Hye-Youn Kim1,*, Kyung-Min Lee1,*, So-Hyun Kim1, Yeo-Jung Kwon1, Young-Jin Chun1, Hyung-Kyoon Choi1

1College of Pharmacy, Chung-Ang University, Seoul 156-756, Republic of Korea

*These authors have contributed equally to this work

Correspondence to:

Young-Jin Chun, email: [email protected]

Hyung-Kyoon Choi, email: [email protected]

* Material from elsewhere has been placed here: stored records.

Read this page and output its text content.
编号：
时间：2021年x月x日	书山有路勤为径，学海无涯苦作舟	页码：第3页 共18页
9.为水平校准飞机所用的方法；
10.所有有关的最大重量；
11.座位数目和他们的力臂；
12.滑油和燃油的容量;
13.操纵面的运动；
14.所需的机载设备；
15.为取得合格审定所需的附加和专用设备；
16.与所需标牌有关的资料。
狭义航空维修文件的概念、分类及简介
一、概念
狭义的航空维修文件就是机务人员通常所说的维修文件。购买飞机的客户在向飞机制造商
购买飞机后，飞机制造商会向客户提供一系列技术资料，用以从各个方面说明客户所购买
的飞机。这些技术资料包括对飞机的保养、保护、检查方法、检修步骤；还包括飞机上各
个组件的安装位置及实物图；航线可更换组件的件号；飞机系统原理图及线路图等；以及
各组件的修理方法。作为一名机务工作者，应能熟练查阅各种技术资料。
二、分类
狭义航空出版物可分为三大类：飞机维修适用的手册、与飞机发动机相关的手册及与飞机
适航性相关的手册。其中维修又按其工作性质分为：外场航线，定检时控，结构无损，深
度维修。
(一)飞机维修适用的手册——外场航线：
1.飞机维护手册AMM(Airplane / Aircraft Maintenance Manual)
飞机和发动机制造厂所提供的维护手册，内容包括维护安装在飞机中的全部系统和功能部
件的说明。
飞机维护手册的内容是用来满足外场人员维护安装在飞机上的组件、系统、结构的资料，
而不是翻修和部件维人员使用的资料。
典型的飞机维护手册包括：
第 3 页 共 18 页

Keywords: metastasis, breast cancer cells, metabolomics, lipidomics, PLSR

Received: May 04, 2016     Accepted: August 11, 2016     Published: August 24, 2016

ABSTRACT

This study conducted comprehensive and comparative metabolic and lipidomic profiling of a human epithelial breast cell line (MCF-10A), a slightly metastatic (MCF-7), and a highly metastatic (MDA-MB-231) breast cancer cell line using gas chromatography mass spectrometry (GC-MS) and direct infusion mass spectrometry (DI-MS). Among 39 metabolites identified by GC-MS analysis, xanthine, glucose-6-phosphate, mannose-6-phosphate, guanine, and adenine were selected as prognostic markers of breast cancer metastasis. Major metabolic pathways involved in differentiation of the cell lines were alanine, aspartate, and glutamate metabolism, purine metabolism and glycine, serine, and threonine metabolism. Among 44 intact lipid species identified by DI-MS analysis, the levels of most phospholipids were higher in both metastatic groups than in normal cells. Specifically, the levels of phosphatidylserine (PS) 18:0/20:4, phosphatidylinositol (PI) 18:0/20:4, and phosphatidylcholine (PC) 18:0/20:4 were markedly higher while those of phosphatidylethanolamine (PE) 18:1/18:1 and PI 18:0/18:1 were lower in MDA-MB-231 cells than in MCF-7 cells. A partial-least-squares regression model was developed and validated for predicting the metastatic potential of breast cancer cells. The information obtained in this study will be useful when developing diagnostic tools and for identifying potential therapeutic targets for metastatic breast cancer.